Sometimes, you just need to say what you want to say. Because in either way, the two of you won’t get elsewhere but only closer to the truth – That you feel the same way and you can’t live without the other — The Salamander
The glass window cracked open, and she came in. I watched her as she glided gracefully towards me, and at that moment, I thought she was the most attractive girl in the world. She walked nearer to me, maybe a few meters or so, and I found out that there was a gentle thrill in my heart that only happens every time we meet. It was a mixture of inner emotions that every man rarely experienced unless he is deeply in love, but I wasn’t sure. I don’t know if there is love or what I feel for her is just mere friendship.
“Hi,” she said, and I made sure that our eyes would meet. She grinned at me for a moment, and gradually it turned to a beautiful smile, the one that meets the corners of her ears. I nodded, not because it was the only thing I could do. It’s just that I’ve got no words to say. Then, I smiled back. I looked at her eyes again, and they sparkled like fine emeralds in the sand of time.
And again, since the first time we met, as she caught me looking at her like that, I wondered if she knew what I was thinking. I wondered if she knew that I think she was beautiful. I wondered if she knew that I think she had been always very feminine, and attractive to me. And I also wondered if she was even aware of her looks.
We were always like this last summer. Every other day, if I have a vacant period from my summer classes, we would meet at McDonald’s. It was our escape from boredom and our only way of enjoying what summer could offer.
“So how’s your day,” she asked me as she fished two sticks of thin-sized potato fries from a cartoon box. I said my day was fine and that I hate it when the sun is too hot. She nodded, too, because she prefers walking under the rain than staying outside under the heat of the sun.
For a while, she turned her head slowly from left to right, as if searching for someone. Eventually, she looked at me and drove her eyes to a girl at her left. “She’s beautiful,” she said. I nodded again, and glanced at the girl she was referring to. The truth was, I didn’t find the girl pretty because she was there in front of me. For me, she was the one who was beautiful. Then, I looked at her.
“What?” she asked.
I smiled, “Nothing.” Then, I pulled a set of hand-outs from my bag and started reading the important things I need to remember for my exam the next day. With a surprising tone, she asked, “Is that really you?”
“What? I’m a goody-goody student now.” I continued reading the hand-outs with my hands. In a while, I heard her laughing. She didn’t believe my first statement. “You see, I want to pass my subjects. That’s why I’m studying.”

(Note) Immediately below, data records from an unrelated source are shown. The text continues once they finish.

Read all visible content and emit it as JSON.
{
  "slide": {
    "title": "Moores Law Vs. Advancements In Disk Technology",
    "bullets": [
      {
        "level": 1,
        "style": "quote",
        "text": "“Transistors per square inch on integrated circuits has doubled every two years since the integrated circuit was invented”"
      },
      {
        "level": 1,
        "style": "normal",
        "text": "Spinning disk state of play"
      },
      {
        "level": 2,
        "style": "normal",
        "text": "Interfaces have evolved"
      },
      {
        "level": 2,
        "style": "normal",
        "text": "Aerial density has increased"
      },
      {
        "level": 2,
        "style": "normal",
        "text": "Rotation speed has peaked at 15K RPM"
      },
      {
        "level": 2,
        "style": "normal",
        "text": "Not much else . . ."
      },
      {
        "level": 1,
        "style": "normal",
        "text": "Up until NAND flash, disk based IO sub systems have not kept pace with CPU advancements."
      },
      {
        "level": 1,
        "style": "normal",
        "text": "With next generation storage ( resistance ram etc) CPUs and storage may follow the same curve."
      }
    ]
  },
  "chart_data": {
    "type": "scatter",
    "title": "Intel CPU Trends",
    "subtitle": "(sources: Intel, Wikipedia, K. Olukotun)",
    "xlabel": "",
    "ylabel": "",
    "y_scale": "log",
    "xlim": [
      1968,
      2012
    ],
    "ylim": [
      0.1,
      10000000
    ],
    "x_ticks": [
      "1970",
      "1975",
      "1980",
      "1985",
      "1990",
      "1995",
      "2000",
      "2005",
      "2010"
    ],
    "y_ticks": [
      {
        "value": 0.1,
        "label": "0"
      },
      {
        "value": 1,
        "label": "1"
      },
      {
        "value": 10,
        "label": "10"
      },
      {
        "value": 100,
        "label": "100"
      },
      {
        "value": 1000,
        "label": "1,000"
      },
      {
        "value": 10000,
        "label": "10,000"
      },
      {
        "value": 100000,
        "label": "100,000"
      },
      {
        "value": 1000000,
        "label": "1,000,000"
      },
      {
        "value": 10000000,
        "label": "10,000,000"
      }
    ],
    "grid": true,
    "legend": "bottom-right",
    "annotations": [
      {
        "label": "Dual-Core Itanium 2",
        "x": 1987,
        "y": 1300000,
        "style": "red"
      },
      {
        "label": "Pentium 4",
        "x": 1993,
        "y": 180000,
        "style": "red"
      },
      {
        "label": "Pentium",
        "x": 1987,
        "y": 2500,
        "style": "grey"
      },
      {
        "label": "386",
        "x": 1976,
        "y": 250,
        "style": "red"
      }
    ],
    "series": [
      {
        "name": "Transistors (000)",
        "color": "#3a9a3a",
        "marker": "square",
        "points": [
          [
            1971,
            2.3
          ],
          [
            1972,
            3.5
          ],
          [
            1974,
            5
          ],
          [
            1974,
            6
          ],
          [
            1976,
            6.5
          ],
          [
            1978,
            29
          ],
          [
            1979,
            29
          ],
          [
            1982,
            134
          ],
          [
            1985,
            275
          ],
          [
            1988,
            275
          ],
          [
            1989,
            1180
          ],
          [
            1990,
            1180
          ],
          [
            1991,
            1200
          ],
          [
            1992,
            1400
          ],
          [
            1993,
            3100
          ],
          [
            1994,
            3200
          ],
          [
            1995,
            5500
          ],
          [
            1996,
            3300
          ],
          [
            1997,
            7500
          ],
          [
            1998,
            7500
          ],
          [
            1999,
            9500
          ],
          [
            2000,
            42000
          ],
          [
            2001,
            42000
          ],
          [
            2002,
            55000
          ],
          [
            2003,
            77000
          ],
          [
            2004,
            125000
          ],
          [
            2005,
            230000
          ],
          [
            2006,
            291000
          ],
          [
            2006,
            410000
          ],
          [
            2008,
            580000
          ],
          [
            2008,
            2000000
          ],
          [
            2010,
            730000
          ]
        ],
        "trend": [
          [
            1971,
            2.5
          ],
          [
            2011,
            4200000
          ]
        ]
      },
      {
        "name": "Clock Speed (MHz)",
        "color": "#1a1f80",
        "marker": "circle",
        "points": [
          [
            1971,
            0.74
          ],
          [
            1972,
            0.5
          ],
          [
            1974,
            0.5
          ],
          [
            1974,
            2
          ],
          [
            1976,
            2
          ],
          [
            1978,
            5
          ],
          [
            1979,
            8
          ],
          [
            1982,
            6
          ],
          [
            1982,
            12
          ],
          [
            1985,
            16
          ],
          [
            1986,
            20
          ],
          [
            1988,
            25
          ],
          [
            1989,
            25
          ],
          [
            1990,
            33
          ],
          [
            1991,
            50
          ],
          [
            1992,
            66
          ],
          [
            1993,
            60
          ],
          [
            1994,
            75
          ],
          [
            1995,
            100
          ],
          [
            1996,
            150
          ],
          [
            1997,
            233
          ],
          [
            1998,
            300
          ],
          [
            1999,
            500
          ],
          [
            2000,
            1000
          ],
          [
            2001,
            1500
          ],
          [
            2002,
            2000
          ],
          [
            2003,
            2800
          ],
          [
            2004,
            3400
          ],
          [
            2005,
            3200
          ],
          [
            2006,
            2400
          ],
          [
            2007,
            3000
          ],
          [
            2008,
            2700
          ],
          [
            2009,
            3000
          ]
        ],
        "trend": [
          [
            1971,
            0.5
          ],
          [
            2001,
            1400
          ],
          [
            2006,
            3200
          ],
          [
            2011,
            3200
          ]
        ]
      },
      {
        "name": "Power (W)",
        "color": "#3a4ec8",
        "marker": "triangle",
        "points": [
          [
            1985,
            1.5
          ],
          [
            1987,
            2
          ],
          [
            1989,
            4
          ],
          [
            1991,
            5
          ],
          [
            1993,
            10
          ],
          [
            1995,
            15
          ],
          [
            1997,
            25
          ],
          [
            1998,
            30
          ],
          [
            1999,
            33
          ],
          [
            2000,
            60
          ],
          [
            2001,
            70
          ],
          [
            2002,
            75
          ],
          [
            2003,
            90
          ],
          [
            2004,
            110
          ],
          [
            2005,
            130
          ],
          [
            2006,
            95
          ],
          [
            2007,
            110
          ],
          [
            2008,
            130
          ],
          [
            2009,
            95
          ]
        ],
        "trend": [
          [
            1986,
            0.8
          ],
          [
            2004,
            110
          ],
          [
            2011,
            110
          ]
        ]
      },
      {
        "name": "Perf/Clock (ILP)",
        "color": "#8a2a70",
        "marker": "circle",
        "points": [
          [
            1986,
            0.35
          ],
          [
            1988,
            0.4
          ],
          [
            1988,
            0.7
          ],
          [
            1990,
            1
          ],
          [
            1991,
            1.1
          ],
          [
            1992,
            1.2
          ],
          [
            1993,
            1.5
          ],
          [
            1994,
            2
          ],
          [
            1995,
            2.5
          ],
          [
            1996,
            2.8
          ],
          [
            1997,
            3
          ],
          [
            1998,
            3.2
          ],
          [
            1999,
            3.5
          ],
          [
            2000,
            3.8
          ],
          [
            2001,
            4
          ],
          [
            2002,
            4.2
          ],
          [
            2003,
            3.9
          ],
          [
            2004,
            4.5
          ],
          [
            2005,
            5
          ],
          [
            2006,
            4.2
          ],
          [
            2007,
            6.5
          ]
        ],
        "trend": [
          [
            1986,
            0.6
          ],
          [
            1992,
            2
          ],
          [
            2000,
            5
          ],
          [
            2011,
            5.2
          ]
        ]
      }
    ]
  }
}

“I know. But that’s just so not you.”
“I’m hurt.” Then, she laughed again. Sometimes, I wondered why all the things I said to her that have sense was funny or was it just me that looked so funny every time I utter adult-like statements.
I turned the next page and have realized that none of the things I’ve read sunk into my brain. She’s a good distraction after all. “So, how’s your love life?” She seemed surprised with my question. Actually, it’s not the first time I asked her something like this.
“You asked me that the other day. Have you forgotten? I said I’m not into love. Anyways, you should get one. You’ve been single for one and half year already,” she shrugged.
“I know. I don’t want to get any. I’m enjoying this.”
“This. You and me. Here in Mcdonald’s every other day. I love this. I need no girlfriend.”
She did not respond. I held my bottle of coke that I ordered earlier and sipped some. It was not in a few minutes that we talked again after a couple of young so-in-love couples came in. “See that?”
“Gosh! Their teens. They don’t know what’s love. They’re just hopeless romantic,” she snapped.
“Of course they do. What’s wrong with you?” I said. Her smile turned into a frown. She shook her head and said it’s nothing. I nodded and signaled him to continue eating her potato fries.
I scanned my notes for the next chapter lessons. Yet again, I couldn’t focus. I sometimes wondered why she couldn’t get me. Why she couldn’t, at least, get the idea that I like her. Why she couldn’t define what I meant when I look at her.
It’s been so long a wait, I guess. I need to ask her now. “You free tonight?”
“Why? You’re asking me for a date?” she giggled.
“Yes, because I like you. Don’t you know that?”
She was silent. She fished another stick of fries and sipped her soda. I was nervous. I could feel my hands involuntarily shaking by what I have asked. I didn’t mean it but I like what I did. I tried to look up and find her eyes, but she just kept on looking down, as if thinking for something.
The chair cracked a sound and I could see her getting her bag, might getting ready for an exit. I knew it was a bad timing. I shouldn’t have done that. She stood up and shove the chair back to its proper place. This is goodbye, I thought for myself.
“See you at eight o’clock, then.” she smiled and walked away.
Note: This story is a general work of fiction. This story was published in The NORSUnian, the official weekly student publication of Negros Oriental State University (NORSU). I purposely wrote this story to entertain and to give a good read the students of the said university.